Guerra aperta a Velenitaly ... Vino. Olio. Mozzarelle. Il neo-ministro delle Politiche agricole promette linea dura sugli alimenti. “Chi commette sofisticazioni è un delinquente. E va trattato come gli spacciatori di droga”. Colloquio con Luca Zaia... Luca Zaia non smentisce i ritratti che i giornali gli hanno dedicato. Il nuovo ministro delle Politiche agricole ha modi schietti, alla mano. “Vuole stravolgere le vecchie abitudini del dicastero”, sussurrano gli impiegati, che osservano come un alieno il leghista sceso dal Veneto per occuparsi di terre, contadini e agroalimentare.
Le pompose stanze volute dal Cavour, che da perito agricolo puntò per primo sulla modernizzazione del settore, “saranno rivoluzionate”, conferma lui. Capello impomatato, fazzoletto verde nel taschino come ordina la militanza nel partito di Bossi, Zaia ha subito deciso di strappare le vetuste livree ai fattorini che si aggirano a via XX Settembre. “Togliere la muffa, serve aria nuova”, ripete ai collaboratori. Il pierre delle discoteche, figlio di un meccanico, diplomato in enologia a Conegliano e laureato in “Scienza della produzione animale” a Udine (lo dice fiero) di strada ne ha fatta parecchia.
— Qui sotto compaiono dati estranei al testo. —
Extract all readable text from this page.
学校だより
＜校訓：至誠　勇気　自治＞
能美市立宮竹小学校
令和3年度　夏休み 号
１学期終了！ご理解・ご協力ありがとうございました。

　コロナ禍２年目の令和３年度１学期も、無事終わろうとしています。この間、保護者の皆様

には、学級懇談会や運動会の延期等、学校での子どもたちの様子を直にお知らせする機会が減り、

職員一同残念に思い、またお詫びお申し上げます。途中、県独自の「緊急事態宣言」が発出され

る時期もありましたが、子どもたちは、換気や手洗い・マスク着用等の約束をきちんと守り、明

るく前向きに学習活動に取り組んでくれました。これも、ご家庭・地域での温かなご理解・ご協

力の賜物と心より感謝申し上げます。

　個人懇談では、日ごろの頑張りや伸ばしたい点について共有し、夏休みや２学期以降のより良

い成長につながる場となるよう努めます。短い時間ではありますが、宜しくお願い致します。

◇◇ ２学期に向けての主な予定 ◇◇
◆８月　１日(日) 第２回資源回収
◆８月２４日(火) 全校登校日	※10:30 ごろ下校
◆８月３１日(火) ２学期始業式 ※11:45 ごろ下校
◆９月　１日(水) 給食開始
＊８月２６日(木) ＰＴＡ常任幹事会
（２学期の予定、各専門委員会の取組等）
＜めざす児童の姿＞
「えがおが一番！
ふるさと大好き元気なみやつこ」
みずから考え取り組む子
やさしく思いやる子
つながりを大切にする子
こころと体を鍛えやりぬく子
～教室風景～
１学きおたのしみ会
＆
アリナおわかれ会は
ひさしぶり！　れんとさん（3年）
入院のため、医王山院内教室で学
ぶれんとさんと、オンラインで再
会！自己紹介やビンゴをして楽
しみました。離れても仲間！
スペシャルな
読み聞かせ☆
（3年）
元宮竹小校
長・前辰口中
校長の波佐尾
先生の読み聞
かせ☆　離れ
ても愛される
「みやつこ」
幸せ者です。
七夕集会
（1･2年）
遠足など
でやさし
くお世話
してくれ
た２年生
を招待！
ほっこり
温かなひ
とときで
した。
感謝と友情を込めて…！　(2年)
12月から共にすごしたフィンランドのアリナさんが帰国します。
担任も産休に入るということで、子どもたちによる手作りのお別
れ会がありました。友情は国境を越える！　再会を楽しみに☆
Classe 1968, da 15 anni assessore all’Agricoltura e contemporaneamente popolarissimo presidente della provincia di Treviso, per lui il Senatur ha chiesto e ottenuto un ministero che la Lega considera “strategico”. Zaia con televisioni e media ci gioca, e qualche trovata l’ha già fatto finire dalle cronache venete a quelle nazionali. Famoso per aver piazzato sei asini brucaerba ai bordi delle strade al posto delle falciatrici per risparmiare carburante e spese di personale, ha fatto notizia anche quando ha spedito in orbita con lo Shuttle centinaia di semi di radicchio trevigiano, e quando ha stabilito il record mondiale di incroci trasformati in rotonde (300, dicono i biografi). I dossier che sta maneggiando da neoministro sono più impegnativi, a partire dalla questione Brunello (con alcune aziende leader finite sotto inchiesta per presunti episodi di taroccamento) passando per la
crisi della pesca, alle quote latte e alla sofisticazione alimentare.
Il blocco dell’export di Brunello verso gli Usa non è ancora scongiurato?
“Abbiamo ottenuto una proroga di qualche settimana, l’ultimatum scade il 23 giugno. Gli americani vogliono chiarezza, vogliono comprare quello che promettono le etichette sulle bottiglie. Il marchio Docg prevede Sangiovese al 100 per cento, chiedono che il vino rispetti il disciplinare. Non vogliono pagare come Brunello prodotti che contengono Merlot e Syrah. Ho parlato con il ministro Ed Shafer, incontrerò l’ambasciatore Spogli, la diplomazia Roma-Washington è al lavoro. Senza sosta”.
Intanto dopo lo scandalo del Brunello “allungato” il presidente del Consorzio si è dimesso.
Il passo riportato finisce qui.